Seeing Sydney win was a surreal moment for Algar. She could not believe it. In her heart she knew Sydney was a great Tibetan, but her character, determination, grace, movement, reach, and drive all came together after this horrific incident. Every time Algar feels the scar on Sydney’s leg she is so proud of her and what she has done for herself.
Sydney was shown nine more times that year and made it into the top 20 for Tibetans. Since then Sydney has won numerous awards.
Sydney went from being the top 12th or 13th Tibetan in the nation to No. 5 for two consecutive years. In addition to her Regional and National specialty Award of Merits, she has also won the First Award of Excellence at the Eukanuba National Championship 2010 and the Second Award of Excellence at the same event in 2011. She also won the First Award of Merit at Westminster 2011. It was in May of 2011 that she won the Tibetan Terrier Specialty show. At the National Specialty show she received a standing ovation.
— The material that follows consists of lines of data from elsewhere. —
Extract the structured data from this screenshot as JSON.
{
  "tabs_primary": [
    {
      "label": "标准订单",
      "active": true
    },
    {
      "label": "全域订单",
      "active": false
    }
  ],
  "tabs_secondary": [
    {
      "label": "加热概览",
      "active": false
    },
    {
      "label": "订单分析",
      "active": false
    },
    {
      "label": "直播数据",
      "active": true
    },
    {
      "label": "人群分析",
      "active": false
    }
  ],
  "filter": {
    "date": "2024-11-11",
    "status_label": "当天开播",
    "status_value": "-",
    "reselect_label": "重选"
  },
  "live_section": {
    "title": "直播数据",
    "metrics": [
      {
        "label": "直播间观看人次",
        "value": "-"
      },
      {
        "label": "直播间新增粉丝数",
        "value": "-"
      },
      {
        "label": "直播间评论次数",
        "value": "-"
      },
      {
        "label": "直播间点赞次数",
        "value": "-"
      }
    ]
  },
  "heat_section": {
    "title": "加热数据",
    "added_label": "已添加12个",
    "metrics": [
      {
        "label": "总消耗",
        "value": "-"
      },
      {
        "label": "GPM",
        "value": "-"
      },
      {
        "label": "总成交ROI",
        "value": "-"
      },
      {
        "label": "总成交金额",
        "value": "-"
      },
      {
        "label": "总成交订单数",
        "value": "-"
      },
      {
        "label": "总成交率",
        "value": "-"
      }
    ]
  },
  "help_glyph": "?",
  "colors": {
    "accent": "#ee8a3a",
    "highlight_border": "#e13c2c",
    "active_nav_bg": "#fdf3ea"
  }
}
“I was so afraid that the incident would affect Sydney’s temperament or she would become fearful,” Algar said.
Yet the opposite occurred. Sydney’s temperament became more even, and she showed even better. Sydney’s heart became bigger, and perhaps one could say that Sydney returned the love and devotion Algar gave to Sydney during her ordeal in the form of her exuberance in the show ring. Sydney showed us the heart and soul of the true Tibetan Terrier.
As we all know, dogs have funny ways of showing us their love.